Clarifying the last point, Calmus said, “It hurts your credibility when you start transferring the problem to your stakeholders without an alternative. Right away, your value sinks. [Executives are] looking for you to provide an alternative or several alternatives that they can choose from.” He also reminded planners not to drag stakeholders into the minutiae. “Make sure that the decisions you’re asking them to make are the most important ones. We're being paid to make those other decisions.”
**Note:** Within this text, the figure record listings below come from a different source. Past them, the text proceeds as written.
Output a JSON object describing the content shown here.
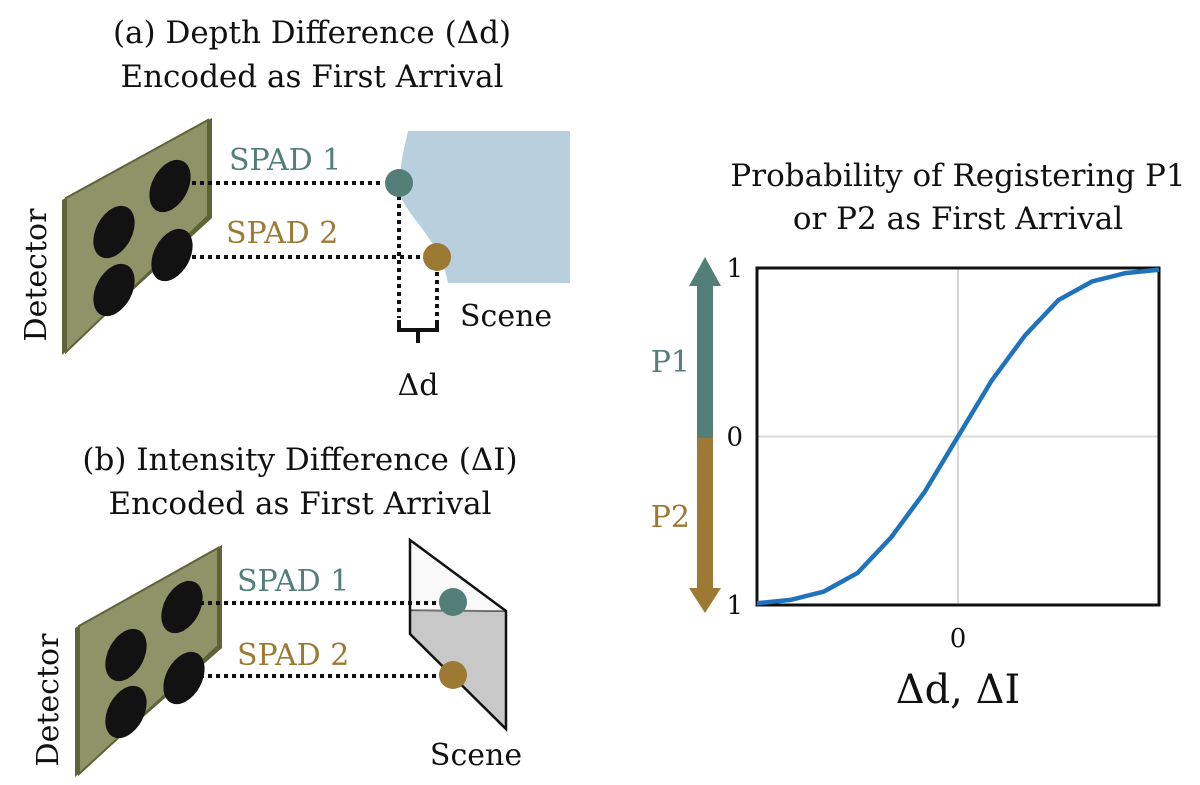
{
  "colors": {
    "spad1": "#547e78",
    "spad2": "#9c7a33",
    "detector_face": "#8f9468",
    "detector_edge": "#5e6338",
    "scene_depth": "#b8cfdd",
    "curve": "#1f72bc"
  },
  "panel_a": {
    "title_line1": "(a) Depth Difference (Δd)",
    "title_line2": "Encoded as First Arrival",
    "detector_label": "Detector",
    "spad1_label": "SPAD 1",
    "spad2_label": "SPAD 2",
    "scene_label": "Scene",
    "delta_label": "Δd"
  },
  "panel_b": {
    "title_line1": "(b) Intensity Difference (ΔI)",
    "title_line2": "Encoded as First Arrival",
    "detector_label": "Detector",
    "spad1_label": "SPAD 1",
    "spad2_label": "SPAD 2",
    "scene_label": "Scene"
  },
  "plot": {
    "title_line1": "Probability of Registering P1",
    "title_line2": "or P2 as First Arrival",
    "arrow_up_label": "P1",
    "arrow_down_label": "P2"
  },
  "chart_data": {
    "type": "line",
    "title": "Probability of Registering P1 or P2 as First Arrival",
    "xlabel": "Δd, ΔI",
    "ylabel": "",
    "x_tick_labels": [
      "0"
    ],
    "y_tick_labels": [
      "1",
      "0",
      "1"
    ],
    "xlim": [
      -3,
      3
    ],
    "ylim": [
      -1,
      1
    ],
    "grid": true,
    "series": [
      {
        "x": [
          -3,
          -2.5,
          -2,
          -1.5,
          -1,
          -0.5,
          0,
          0.5,
          1,
          1.5,
          2,
          2.5,
          3
        ],
        "y": [
          -0.99,
          -0.97,
          -0.92,
          -0.81,
          -0.6,
          -0.33,
          0,
          0.33,
          0.6,
          0.81,
          0.92,
          0.97,
          0.99
        ]
      }
    ]
  }
}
Calmus also noted that it’s important not to provide information to your stakeholders in piecemeal fashion, and to spell out consequences of inaction, not just monetarily but also in terms of the program. “Literally hand them a package of information,” Calmus said, “and tell the stakeholder you’ll check in on certain dates because decisions need to be made or else we will be out a certain deposit, or miss out on a great venue, or a speaker will take another gig, or we won’t get our first choice of DMC or hotel block.”

And one more bit of advice: Make sure the person you’re speaking to about the meeting is, in fact, the stakeholder. Given all the internal changes at companies right now, Calmus suggests one simple question to ask before presenting to executives: “Is there anyone else who should be in this meeting?” Not only might that reveal a decision-maker who should be at the table, it could also and save the planner a lot of valuable time.